A Bracing, Slashing New Album and an October Release Show by Violin/Viola Duo andPlay

Maya Bennardo is one of the violinists in the perennially ambitious Mivos Quartet. Hannah Levinson is the violist of indie classical chamber group the Talea Ensemble. Together, the two musicians call themselves andPlay. With a similar ambition and, yeah, playfulness, they’re advocates for exciting new repertoire for their two instruments. Their debut album Playlist is streaming at Bandcamp. They’re playing the release show at the Metropolis Ensemble‘s intimate second-floor digs at 1 Rivington St. on Oct 4 at 7:30 PM. Cover is $15; the entrance is a few steps past the southeast corner of Rivington and Bowery

The new record features four new compositions which explore the many ways that string players can employ sharp, fleeting figures: most of it is the opposite of atmospheric music. Frequent, it seems that there are more than two instruments playing.

There are two David Bird works: the first, Bezier has brief scrapes, coyly stairstepping riffs, chirpy microtones and grimly intertwining tritones contrasting with wanly sepulchral washes. It brings to mind Messiaen’s experiments in evoking birdsong. The epic Apochrypha, which closes the album, has flitting electronic bits that blend with and then fight the alternately still and agitatedly flickering strings.
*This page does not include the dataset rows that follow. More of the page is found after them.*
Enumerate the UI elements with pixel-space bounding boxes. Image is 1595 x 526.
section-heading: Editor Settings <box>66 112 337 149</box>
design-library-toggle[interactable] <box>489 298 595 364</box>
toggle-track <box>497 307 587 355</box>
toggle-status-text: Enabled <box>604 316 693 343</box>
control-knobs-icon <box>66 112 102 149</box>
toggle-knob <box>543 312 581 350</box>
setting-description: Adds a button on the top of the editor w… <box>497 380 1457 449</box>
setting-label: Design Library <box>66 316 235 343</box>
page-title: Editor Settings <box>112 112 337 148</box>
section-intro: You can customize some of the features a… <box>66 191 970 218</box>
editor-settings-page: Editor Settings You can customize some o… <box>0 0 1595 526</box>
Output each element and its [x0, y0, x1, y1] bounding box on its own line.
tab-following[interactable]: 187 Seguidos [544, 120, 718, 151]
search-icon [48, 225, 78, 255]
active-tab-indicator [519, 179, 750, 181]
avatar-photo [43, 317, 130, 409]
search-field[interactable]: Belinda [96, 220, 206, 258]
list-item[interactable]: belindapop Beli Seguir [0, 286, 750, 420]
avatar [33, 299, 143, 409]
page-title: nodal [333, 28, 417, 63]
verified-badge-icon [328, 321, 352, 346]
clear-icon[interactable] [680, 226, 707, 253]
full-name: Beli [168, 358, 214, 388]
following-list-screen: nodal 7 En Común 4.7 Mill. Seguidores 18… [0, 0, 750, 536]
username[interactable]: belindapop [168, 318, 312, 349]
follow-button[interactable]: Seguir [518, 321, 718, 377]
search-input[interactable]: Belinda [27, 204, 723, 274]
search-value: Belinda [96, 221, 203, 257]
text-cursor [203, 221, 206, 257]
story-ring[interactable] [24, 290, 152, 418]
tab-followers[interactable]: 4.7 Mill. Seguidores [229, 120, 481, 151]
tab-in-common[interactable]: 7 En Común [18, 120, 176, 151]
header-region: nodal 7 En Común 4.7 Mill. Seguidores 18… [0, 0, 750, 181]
Ashkan Behzadi’s Crescita Plastica, the opening track,, begins with a slithery downward swipe followed by suspensefully spaced, shivery phrases and troubled call-and-response. As the two instruments shriek and scrape fitfully, it strongly evokes the work of Michael Hersch. Clara Ionatta‘s Limun comes across as a couple of friendly ghosts in a game of peek-a-boo and then gives way to drifting horizontality. For the most part, this isn’t easy listening, but it’s an awful lot of fun for people who gravitate toward stark, edgy harmonies and textures.